Only one factor could explain the simultaneous decline in applications and total approvals.  Add into the mix the tightening of lending standards and lack of change in denials rates over one of the most turbulent decades in the recent history of housing; only one conclusion can be drawn.

Borrowers are getting their collective acts together.

When anybody could get a mortgage, nobody put much effort into sweating their FICOs or tightening their belts to pay down debt before buying a house.  Today the message preached by homeownership education programs, personal finance gurus, lenders and real estate professionals is being.  Don’t apply unless your numbers comply.

Now there’s hard data to prove attitudes towards obtaining a mortgage have done a three-sixty in ten years.

New research from CoreLogic’s June MarketPulse report by Ardhana Pradhan found that credit score distributions have shifted from 2005 to 2015 for both applications and originations.  There are far fewer credit scores with low credit scores, and the share of applications and originations with less than a pristine credit score has also declined.

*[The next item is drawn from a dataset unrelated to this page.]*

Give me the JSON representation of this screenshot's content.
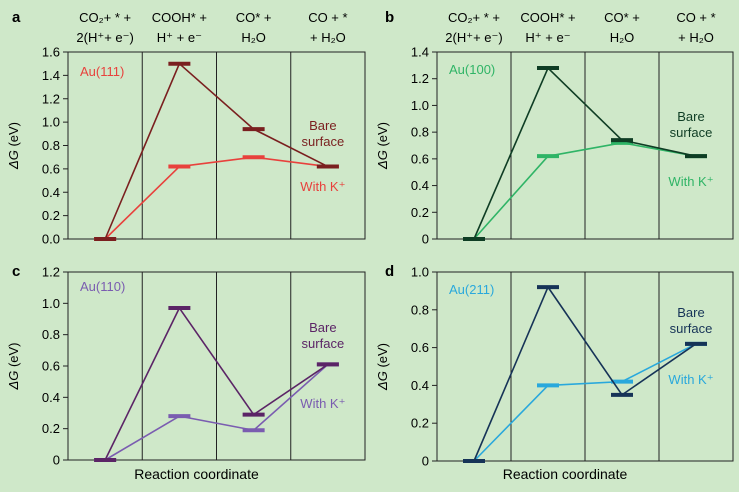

The difference is more pronounced for applications than for originations. The share of credit scores below 700 for applications has declined and has been offset by a greater share of credit scores above 740.

From a credit space perspective, the similarity of the two density distributions for 2015 suggests that lenders are largely meeting the demand of borrowers applying for a loan. Thus, the observed decline in originations could be a result of potential applicants being either too cautious or discouraged from applying, more so than tight underwriting as the culprit in lower mortgage activity.

“Consumers are cautious more than they have been in the past and thus self-sidelining of cautious or discouraged consumers makes it appear as if credit is tightening. The policy prescriptions are quite different if the drop in originations is attributable to a lack of demand more than to tight underwriting. For example, more consumer education such as counseling and financial literacy programs could be as or more successful in raising origination levels than introducing new lending products with lower credit standards,” wrote Ms. Pradhan.